CONSEILS JURIDIQUES de Maître Jean-Jacques HERMANT,
- Président de la Chambre des Notaires des Alpes-Maritimes

On se croit souvent assez protégé et l’on se dit que l’on a le temps de reporter à plus tard le règlement de ses affaires… Mais que se passe-t-il lorsqu’un chef d’entreprise subit un grave accident ou part plus tôt qu’il ne l’avait prévu et sans avoir pris le temps de préparer l’administration ou la transmission de ses biens et de son entreprise ?

Dans les petites structures, le décès brutal du chef d’entreprise engendrait bien souvent la cessation définitive de l’activité cumulant au drame humain, un drame patrimonial et social car l’arrêt de l’outil de production pénalisait à la fois les héritiers et la famille en les privant de revenus, mais également les salariés…

- Depuis le 1er janvier 2007, le législateur a ouvert à l’entrepreneur la possibilité de « gérer après lui » son entreprise en instaurant un mandat posthume, véritable outil de solidarité en ce sens qu’il permet d’anticiper et mettre en place un dispositif harmonieux de transfert de son entreprise, en aidant par exemple, un de ses enfants qui réunit les qualités pour lui succéder.

Mais sans aller jusqu’au décès, que se passe-t-il si le chef d’entreprise subit un accident l’empêchant de poursuivre son activité ? Une nouvelle mesure légale applicable dès le 1er janvier 2009 permet de nommer un mandataire de protection future qui aura pour mission de représenter la personne incapable dans tous les actes juridiques importants. Ainsi, le législateur a voulu simplifier la tâche des juges des tutelles confrontés souvent à des situations pouvant toucher soit des mineurs concernés par la succession de leurs parents chefs d’entreprise, soit les dirigeants d’entreprises, eux-mêmes empêchés. Il a institué deux nouvelles figures, le mandat de protection future et le mandat posthume, partant du principe que l’individu plus que tout autre, est la personne la plus à même pour pouvoir faire connaître à tous qui doit gérer et administrer ses biens s’il venait à ne plus pouvoir s’exprimer, en cas d’accident ou de décès, dans l’intérêt de tous les héritiers quelle que soit la capacité juridique de chacun.

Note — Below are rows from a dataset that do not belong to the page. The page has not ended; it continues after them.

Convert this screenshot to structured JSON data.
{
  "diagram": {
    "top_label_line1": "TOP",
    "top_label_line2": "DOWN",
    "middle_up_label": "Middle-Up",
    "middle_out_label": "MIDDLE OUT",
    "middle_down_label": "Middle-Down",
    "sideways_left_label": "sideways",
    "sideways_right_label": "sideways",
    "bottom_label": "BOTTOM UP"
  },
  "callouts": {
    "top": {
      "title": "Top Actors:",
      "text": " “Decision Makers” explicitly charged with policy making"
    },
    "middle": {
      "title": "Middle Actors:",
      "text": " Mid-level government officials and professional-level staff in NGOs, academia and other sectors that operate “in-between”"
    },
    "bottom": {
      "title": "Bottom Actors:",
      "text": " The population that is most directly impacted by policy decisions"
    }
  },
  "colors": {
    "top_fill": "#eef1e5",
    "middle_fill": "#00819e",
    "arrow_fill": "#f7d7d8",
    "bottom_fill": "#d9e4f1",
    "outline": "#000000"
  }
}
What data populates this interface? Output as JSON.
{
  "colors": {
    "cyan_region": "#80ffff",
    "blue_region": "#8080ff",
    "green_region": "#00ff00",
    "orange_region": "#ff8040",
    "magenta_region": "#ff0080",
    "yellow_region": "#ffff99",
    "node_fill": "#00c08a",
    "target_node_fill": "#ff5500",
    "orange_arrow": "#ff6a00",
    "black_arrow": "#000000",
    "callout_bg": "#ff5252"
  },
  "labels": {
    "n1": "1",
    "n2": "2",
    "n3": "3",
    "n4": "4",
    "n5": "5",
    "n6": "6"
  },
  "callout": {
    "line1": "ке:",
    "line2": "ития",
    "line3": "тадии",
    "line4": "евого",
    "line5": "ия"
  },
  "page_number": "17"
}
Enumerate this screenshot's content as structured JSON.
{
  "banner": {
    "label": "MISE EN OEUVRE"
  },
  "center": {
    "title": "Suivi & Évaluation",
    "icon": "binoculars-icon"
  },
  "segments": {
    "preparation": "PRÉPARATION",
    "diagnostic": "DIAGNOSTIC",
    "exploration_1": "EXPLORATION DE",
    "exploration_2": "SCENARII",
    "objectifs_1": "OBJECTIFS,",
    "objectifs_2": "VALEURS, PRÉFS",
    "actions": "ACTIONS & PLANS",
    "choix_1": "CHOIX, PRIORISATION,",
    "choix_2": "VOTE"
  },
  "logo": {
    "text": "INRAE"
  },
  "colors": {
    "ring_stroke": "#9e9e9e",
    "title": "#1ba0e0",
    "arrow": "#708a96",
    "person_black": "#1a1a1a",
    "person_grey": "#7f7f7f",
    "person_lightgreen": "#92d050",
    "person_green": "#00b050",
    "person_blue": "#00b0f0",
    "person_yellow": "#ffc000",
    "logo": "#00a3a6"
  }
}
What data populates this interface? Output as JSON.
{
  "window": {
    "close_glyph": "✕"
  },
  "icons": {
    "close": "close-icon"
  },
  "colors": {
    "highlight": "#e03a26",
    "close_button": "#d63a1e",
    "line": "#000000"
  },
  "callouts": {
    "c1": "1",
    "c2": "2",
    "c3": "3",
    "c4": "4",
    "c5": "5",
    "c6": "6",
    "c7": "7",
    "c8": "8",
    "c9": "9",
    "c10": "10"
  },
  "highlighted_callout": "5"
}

Une analyse plus détaillée de ces deux mesures s’impose.

A / Le mandat de protection future

Le mandat de protection future est un véritable outil de solidarité avec les personnes vulnérable car il complète les mesures judicaires existantes (tutelles, curatelle et sauvegarde de justice) et permet à chacun de d’organiser lui-même sa protection en cas d’incapacité future. Désormais, depuis la loi du 5 mars 2007 portant réforme de la protection juridique des majeurs, une personne capable peut charger une ou plusieurs personnes par un même mandat, de la représenter pour le cas où elle ne pourrait plus pourvoir seule à ses intérêts en raison de la perte de ses facultés personnelles (accident, handicap, maladie). La loi a permis de pouvoir, par le contrat, se protéger en stipulant en son nom ou pour autrui (lorsque cela concerne la protection d’un enfant handicapé, au décès de ses père et mère).

Désormais, le chef d’entreprise peut se protéger en nommant dans un acte sous seing privé ou notarié un représentant qui sera habilité à le représenter le jour où son incapacité sera avérée. Il est bon de préciser que seul le mandat notarié confère au mandataire des pouvoirs étendus comprenant des actes de disposition à titre onéreux. Le mandat sous seing privé est quant à lui limité aux simples actes de gestion courante. Dès lors, si un chef d’entreprise souhaite que son mandataire puisse céder une partie du patrimoine détenu par l’entreprise pour la renforcer dans son fonctionnement et ainsi la pérenniser il est préférable d’aller voir son notaire…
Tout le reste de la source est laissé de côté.